How Bragg Gaming Group streamlined compliance across 24+ jurisdictions 

Vixio’s combination of monitoring, analysis, and workflow tools is what helped Bragg Gaming Group manage compliance across more than two dozen jurisdictions.

For Chief Legal and Compliance Officer, Tommaso Di Chio, keeping pace with regulatory change across that many markets while preparing accurate reporting for leadership and the board was a significant operational challenge. Vixio changed that.

"I would recommend Vixio to anyone doing our job in the gaming and payment or FinTech industry," said Di Chio. "It is quite relevant to the highly regulated environments in which we work every day."

With Vixio, the gaming company has been able to cut the time spent researching, interpreting, and presenting regulatory changes. Using the platform’s customisable market and vertical filters, Di Chio can zero in on the jurisdictions that matter and export structured reports directly without having to compile the information himself.

The results have been tangible: less time on research, faster understanding of what changes mean, and easier upward reporting. 
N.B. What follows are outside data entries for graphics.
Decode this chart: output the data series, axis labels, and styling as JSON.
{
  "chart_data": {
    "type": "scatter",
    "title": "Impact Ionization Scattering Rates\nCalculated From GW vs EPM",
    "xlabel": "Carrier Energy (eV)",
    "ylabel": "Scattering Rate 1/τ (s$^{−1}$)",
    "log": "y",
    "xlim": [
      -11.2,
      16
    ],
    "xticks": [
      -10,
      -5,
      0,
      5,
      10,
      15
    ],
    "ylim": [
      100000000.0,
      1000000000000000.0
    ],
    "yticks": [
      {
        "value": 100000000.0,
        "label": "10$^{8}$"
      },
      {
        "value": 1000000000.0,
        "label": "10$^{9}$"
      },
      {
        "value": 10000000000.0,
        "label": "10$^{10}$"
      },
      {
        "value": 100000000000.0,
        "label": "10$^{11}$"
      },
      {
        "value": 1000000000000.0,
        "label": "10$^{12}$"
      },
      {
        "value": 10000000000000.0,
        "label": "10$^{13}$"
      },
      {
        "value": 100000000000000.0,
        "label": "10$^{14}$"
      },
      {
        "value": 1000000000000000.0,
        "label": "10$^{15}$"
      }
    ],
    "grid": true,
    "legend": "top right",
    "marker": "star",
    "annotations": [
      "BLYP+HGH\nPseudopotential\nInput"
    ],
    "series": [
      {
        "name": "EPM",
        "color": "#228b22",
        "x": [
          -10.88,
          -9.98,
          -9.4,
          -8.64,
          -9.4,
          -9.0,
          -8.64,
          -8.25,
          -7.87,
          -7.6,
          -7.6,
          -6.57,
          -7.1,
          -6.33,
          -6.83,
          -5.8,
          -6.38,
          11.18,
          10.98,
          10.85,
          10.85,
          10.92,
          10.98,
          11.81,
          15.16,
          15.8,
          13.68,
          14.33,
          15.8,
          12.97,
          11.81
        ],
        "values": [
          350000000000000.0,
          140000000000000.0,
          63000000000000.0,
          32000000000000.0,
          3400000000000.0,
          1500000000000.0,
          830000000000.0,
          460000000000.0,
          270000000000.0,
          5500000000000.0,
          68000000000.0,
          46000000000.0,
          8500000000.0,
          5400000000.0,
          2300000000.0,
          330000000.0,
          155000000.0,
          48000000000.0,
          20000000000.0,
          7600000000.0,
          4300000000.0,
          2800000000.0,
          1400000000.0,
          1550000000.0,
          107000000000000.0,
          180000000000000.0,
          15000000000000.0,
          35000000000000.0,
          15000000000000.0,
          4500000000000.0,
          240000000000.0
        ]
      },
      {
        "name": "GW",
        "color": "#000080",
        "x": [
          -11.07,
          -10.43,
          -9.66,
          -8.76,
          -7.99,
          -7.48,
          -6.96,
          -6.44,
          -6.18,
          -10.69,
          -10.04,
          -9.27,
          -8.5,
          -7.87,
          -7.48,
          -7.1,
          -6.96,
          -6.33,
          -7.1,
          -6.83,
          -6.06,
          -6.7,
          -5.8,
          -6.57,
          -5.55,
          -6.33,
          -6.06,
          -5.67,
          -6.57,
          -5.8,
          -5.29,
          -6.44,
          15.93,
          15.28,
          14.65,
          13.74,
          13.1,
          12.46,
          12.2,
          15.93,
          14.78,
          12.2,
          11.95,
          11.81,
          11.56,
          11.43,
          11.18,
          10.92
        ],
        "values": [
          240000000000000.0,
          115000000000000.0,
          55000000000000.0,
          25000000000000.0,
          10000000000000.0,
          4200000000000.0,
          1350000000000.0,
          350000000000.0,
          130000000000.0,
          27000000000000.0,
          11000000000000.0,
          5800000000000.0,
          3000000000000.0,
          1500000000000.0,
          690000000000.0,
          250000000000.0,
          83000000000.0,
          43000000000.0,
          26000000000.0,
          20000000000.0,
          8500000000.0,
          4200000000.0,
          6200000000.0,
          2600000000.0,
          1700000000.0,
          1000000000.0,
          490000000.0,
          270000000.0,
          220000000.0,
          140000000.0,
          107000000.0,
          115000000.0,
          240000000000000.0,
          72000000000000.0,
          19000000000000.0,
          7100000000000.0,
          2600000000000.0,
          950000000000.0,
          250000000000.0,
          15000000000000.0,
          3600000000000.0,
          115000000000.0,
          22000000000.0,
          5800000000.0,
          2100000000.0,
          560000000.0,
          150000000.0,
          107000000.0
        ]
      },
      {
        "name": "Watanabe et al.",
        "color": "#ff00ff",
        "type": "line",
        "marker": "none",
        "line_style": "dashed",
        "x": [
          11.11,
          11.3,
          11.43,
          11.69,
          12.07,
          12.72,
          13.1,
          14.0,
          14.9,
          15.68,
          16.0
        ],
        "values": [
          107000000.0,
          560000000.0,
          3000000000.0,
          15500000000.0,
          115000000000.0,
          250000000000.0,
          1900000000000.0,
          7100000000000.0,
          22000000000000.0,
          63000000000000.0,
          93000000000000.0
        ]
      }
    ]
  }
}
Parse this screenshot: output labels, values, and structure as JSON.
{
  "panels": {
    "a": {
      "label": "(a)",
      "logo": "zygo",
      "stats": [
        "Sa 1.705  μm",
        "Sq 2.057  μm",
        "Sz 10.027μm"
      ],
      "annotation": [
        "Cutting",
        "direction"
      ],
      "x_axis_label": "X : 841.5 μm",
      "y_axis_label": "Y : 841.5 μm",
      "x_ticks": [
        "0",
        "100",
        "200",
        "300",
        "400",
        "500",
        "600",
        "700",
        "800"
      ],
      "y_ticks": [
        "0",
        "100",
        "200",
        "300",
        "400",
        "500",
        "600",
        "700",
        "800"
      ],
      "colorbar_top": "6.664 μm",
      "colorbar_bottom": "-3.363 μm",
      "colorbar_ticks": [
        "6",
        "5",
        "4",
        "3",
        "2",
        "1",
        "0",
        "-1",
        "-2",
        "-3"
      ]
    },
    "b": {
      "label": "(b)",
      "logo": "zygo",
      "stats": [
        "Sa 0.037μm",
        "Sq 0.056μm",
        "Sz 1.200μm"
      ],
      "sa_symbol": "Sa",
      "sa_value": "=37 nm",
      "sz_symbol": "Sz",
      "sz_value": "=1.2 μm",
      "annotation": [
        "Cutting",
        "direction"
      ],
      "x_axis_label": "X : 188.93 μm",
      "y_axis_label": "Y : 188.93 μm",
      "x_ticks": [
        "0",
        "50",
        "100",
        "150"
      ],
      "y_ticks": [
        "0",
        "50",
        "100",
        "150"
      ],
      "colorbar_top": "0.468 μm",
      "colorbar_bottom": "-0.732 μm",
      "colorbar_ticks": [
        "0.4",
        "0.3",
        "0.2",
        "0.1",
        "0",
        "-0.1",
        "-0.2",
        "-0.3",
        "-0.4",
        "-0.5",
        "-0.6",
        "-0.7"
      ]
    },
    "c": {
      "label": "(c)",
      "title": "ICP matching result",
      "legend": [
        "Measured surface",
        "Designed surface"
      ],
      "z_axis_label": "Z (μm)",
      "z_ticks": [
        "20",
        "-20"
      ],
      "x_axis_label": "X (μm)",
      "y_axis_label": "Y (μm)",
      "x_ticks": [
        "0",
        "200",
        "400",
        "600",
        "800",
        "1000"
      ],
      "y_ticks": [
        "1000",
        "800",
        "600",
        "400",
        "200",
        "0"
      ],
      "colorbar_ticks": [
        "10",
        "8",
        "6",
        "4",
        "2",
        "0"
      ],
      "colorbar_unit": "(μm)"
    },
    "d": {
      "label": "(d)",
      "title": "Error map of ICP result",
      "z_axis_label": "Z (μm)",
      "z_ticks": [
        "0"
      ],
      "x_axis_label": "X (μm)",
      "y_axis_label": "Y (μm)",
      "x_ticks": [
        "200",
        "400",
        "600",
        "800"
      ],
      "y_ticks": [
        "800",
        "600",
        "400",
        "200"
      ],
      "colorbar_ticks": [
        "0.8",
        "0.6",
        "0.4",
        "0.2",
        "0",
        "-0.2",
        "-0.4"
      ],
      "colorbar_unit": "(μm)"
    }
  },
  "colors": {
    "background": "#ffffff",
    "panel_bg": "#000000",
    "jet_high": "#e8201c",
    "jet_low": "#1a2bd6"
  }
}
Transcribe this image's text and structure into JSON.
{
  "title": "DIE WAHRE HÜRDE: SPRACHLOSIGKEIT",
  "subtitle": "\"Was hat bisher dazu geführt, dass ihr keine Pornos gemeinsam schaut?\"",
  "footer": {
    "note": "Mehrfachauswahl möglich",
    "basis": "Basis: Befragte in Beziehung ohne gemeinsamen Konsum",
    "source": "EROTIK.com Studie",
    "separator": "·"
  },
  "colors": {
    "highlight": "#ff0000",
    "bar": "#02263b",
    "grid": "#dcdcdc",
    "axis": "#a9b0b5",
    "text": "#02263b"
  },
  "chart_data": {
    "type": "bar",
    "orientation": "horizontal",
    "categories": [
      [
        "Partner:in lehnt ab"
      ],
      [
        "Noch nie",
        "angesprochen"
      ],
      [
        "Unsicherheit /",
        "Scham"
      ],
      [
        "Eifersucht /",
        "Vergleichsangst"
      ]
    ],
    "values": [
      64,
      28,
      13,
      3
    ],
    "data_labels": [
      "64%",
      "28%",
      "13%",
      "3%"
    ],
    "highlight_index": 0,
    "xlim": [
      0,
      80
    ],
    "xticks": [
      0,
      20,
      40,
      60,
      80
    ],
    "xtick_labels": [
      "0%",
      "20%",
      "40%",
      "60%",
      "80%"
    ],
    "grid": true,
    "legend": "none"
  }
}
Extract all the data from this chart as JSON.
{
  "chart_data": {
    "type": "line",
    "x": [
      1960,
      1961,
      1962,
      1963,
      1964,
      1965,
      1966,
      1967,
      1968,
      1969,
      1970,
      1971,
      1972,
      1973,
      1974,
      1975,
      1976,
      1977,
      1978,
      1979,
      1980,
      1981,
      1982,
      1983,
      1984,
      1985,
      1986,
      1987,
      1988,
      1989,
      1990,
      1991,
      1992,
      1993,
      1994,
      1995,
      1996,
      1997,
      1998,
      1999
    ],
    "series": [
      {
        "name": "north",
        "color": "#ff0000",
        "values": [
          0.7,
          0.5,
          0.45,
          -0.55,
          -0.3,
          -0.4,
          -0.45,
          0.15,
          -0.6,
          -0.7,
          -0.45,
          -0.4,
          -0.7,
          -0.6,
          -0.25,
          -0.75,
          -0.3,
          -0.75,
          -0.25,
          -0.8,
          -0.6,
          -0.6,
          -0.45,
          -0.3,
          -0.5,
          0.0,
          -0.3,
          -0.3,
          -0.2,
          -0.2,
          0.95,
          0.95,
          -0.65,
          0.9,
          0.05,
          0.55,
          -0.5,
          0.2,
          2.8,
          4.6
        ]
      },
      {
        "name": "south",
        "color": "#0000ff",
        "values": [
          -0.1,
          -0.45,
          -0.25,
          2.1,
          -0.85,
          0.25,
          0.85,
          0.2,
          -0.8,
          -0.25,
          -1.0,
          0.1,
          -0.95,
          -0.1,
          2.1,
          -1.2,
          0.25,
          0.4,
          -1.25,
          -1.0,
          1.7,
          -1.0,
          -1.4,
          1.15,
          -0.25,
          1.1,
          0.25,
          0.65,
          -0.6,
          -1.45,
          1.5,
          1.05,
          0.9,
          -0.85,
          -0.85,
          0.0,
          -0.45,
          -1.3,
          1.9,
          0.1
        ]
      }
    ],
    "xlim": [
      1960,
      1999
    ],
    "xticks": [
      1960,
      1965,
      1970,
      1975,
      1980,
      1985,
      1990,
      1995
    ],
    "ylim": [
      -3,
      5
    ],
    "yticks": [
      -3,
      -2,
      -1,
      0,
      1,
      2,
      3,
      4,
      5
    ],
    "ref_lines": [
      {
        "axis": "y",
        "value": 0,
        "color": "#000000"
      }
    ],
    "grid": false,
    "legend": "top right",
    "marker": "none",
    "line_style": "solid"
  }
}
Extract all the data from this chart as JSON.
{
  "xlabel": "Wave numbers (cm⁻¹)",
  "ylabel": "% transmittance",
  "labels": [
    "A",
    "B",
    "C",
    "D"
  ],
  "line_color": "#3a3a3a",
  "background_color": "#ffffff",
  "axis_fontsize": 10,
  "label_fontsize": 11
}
Learn more about how Bragg uses Vixio.

Improve your regulatory gap analysis processes with Vixio

A regulatory gap analysis is only as useful as what comes after it. While identifying gaps is the essential starting point, the harder work is moving quickly enough to close them, coordinating the right people, and maintaining a clear record of what you did.

For compliance teams operating across multiple markets with limited bandwidth, bringing monitoring, analysis, and workflow management together helps ensure nothing falls through the cracks. Whether you're running a gap analysis for the first time or looking to make an existing process more efficient, Vixio can help you go from regulatory update to market readiness.

Get in touch with our team to see how Vixio can support your regulatory gap analysis process.

FAQs on how to conduct a regulatory gap analysis

What is a regulatory gap analysis?

A regulatory gap analysis compares your organisation's current obligations against incoming regulatory changes to identify where your existing policies, processes, or controls fall short of what will soon be required. The goal is to surface those gaps early enough to act on them by the time a new regulation takes effect or an audit lands.

What's the difference between a regulatory gap analysis and a compliance gap analysis?

A regulatory gap analysis looks only at whether you comply with external regulations imposed by government bodies and regulatory authorities and whether you’re prepared for upcoming regulatory changes once they take effect. A compliance gap analysis looks at whether you're meeting external regulations, as well as internal policies, industry standards, and contracts. 

What's the difference between a regulatory gap analysis and a risk assessment?

A risk assessment evaluates the likelihood and impact of a broad range of risks across your business, such as operational, financial, reputational, and more. A regulatory gap analysis is narrower in scope: it specifically compares your current obligations against incoming regulatory requirements to identify where you need to make changes.

How often should you conduct a regulatory gap analysis?

Most organisations benefit from a combination of scheduled reviews (annually or biannually) and event-triggered reviews prompted by developments like a known regulatory change, a merger or acquisition, a significant enforcement action, an upcoming audit, or entry into a new market.

Who should be involved in a regulatory gap analysis?

While compliance teams typically lead the process, closing the gaps usually requires input from across the business – legal, engineering, product, operations, leadership – because the changes a gap analysis surfaces often touch policies, products, and processes outside compliance's direct control.